If you ever want to run your own business, be it in hospitality or any industry, it’s essential that you watch this talk by Les Roches Alumnus and Spoleto Co-founder, Eduardo Ourivio. Eduardo was at Les Roches as part of our Leadership Series, an event that welcomes hospitality leaders on campus every semester.
Learning how to lead
After graduating from Les Roches in 1990, Eduardo went to work at InterContinental Hotels in Brazil as Assistant Manager. “I was an assistant manager with 420 people below me. I was a very bossy guy, I had a lot of practical experience from Les Roches, but I was fighting too much with people.”
“It was very tough because I didn’t know how to lead, I was telling people what to do and normally they wouldn’t do it because I didn’t know how to ask.”
When you’re bankrupt when you’re young it’s very good, you learn a lot.
After learning a lot at InterContinental, Eduardo left to set up a restaurant with his business partner and best friend, Mario. Things moved quickly – he was 26 when he opened his first restaurant, a year later they had seven restaurants and by 30 he was bankrupt. ‘When you’re bankrupt when you’re young it’s very good, you learn a lot.”
From here, the only way was up, or out. For Eduardo and Mario, salvation came in the shape of two gold-medal winning volleyball players (you’ll have to watch the video to see what happened!). Fast-forward to today and Spoleto achieved $394.5m in revenue in 2017, creating 10,000 jobs and serving over 30 million customers.

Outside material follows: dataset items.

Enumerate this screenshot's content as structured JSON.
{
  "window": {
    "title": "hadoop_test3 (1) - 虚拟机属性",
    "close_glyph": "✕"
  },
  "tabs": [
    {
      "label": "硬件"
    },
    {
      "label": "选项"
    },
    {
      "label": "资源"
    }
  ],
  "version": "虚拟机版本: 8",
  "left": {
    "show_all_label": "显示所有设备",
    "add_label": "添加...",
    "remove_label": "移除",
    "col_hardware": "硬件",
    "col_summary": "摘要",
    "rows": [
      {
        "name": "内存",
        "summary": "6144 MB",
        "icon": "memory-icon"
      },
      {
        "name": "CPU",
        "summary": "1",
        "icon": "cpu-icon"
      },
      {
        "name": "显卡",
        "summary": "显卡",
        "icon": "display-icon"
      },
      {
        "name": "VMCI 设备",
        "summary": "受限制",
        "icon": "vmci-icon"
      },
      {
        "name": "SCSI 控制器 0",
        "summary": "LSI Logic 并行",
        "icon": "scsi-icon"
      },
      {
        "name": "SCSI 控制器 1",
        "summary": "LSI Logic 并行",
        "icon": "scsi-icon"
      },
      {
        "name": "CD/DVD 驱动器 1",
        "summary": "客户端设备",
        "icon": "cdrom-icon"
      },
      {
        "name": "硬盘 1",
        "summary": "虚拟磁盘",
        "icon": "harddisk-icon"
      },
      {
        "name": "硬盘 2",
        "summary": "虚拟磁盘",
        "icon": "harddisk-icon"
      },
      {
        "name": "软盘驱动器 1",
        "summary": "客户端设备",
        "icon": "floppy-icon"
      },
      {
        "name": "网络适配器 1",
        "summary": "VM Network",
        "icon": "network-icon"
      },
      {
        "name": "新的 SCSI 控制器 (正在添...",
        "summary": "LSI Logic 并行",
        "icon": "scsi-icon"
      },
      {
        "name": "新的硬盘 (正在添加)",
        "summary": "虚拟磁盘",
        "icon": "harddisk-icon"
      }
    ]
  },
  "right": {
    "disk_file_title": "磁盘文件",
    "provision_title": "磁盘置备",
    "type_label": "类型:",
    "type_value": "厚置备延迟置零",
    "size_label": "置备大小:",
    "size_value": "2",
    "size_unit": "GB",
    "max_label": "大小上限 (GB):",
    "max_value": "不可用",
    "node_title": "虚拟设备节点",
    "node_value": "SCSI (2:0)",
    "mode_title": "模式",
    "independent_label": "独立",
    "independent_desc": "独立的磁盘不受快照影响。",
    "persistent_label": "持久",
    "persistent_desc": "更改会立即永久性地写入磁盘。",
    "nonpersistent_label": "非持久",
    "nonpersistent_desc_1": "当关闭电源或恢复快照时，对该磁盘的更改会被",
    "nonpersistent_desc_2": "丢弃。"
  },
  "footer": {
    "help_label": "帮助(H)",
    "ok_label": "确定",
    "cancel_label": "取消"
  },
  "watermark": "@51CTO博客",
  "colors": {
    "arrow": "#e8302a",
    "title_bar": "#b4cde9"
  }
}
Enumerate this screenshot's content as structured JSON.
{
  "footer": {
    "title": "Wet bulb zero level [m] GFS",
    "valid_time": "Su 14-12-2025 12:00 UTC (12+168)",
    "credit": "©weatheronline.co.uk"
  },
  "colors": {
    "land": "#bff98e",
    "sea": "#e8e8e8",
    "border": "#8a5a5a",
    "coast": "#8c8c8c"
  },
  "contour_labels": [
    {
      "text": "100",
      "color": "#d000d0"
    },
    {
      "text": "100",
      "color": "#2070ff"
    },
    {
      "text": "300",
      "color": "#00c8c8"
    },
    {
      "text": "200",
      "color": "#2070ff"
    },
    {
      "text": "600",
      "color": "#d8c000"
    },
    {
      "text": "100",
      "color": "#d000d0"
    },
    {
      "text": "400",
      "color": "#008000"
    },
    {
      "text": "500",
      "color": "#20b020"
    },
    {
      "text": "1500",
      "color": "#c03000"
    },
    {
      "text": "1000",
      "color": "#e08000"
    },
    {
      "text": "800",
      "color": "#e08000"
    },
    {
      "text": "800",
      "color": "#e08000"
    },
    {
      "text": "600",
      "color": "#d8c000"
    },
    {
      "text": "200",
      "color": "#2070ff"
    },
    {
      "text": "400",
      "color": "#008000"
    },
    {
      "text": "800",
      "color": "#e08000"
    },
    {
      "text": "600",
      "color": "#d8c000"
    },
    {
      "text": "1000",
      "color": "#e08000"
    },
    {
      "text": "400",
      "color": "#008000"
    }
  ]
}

It all starts with a company culture
A huge fan of Simon Sinek (Start With Why), Eduardo realized that to take Spoleto to the next level, franchisees and staff needed to be galvanized by a common aim. “We needed to move forward and ask what is our cause? What is our legacy and why should we exist for the community?” Watch the video for the key Simon Sinek talk Eduardo recommends.
“We started to do something for our culture, we started to take our best franchisees to do a culinary tour of Italy. We started this seven years ago to learn more about Italy, we needed to actually breathe Italy and eat Italy.”
“It became an amazing thing, for the first time ever we were in the best place in the world with our franchisees for 10 days. We started to build the brand together.”
Culinary democratization
For Eduardo, the new culture drove the business, it focused everyone’s passion and energy and made anything possible. “The consequence of having a cause was that we could dream even bigger, so we went to the United States”
“We said let’s start all over again, but let’s start with our cause from the scratch through culinary democratization. We brought amazing people to work with us, the best architects, the best branding firm, and a top chef from Nobu, it took us to a new level that we didn’t know existed.”
Higher thinking meets the bottom line
Spoleto’s culture drove the launch in the US, with a new-look store, new menu, and top chef onboard – you could taste the positivity, but the numbers were hard to swallow. “We were losing £25,000 a month at our three restaurants, that’s £75,000 a month.”
“The consultant said there’s one chance we have to turn this around:
- Who is the one that is most aligned with the culture? The manager.
- Who is the one that never gets in late? The manager.
- And who always shows up, no matter what? The manager.
So if we have this guy being the guy that makes the food, it will raise quality and decrease costs because he’s the one that opens the fridge to get the food and he’s the one that buys the food, so he knows exactly what is needed – the costs went down and in three months we became profitable.”
Horizontal leadership
A completely different man from his InterContinental days, Eduardo’s management style is now all about asking, not telling. “The good thing about franchising is it’s a different way of leadership, it’s the most perfect business ever, first of all, because you have amazing people with you”
“When you have values and you share the values with people and they have the same values that you have, you’re gonna have people working with you that you’d never have the money to pay for. And they don’t just work with you, they help you to build the brand, it’s a horizontal leadership model.”
The importance of losing
Winners of multiple franchisee awards, Spoleto does a lot right, but Eduardo believes the times they’ve lost out to rivals are just as important. “It’s really important when you lose, you learn so much, but you need to find out why from your franchisees. You realize ‘why did I not give you the opportunity to tell me’ – you always learn something.”
We are not opening a restaurant, we’re constructing brand with values behind it.
It really is a must-watch talk for anyone wanting to run their own business. Eduardo gives you a full account of where it’s gone wrong and right for Spoleto and other Grupo Trigo brands, with astounding honesty and transparency. There’s a lesson in every sentence, so watch, listen carefully, and take notes and you’ll learn in just one hour what it took Eduardo millions of dollars and years to discover.
If you want to run your own business, first of all, be humble, listen always, learn from others’ mistakes, treat your team well and develop them.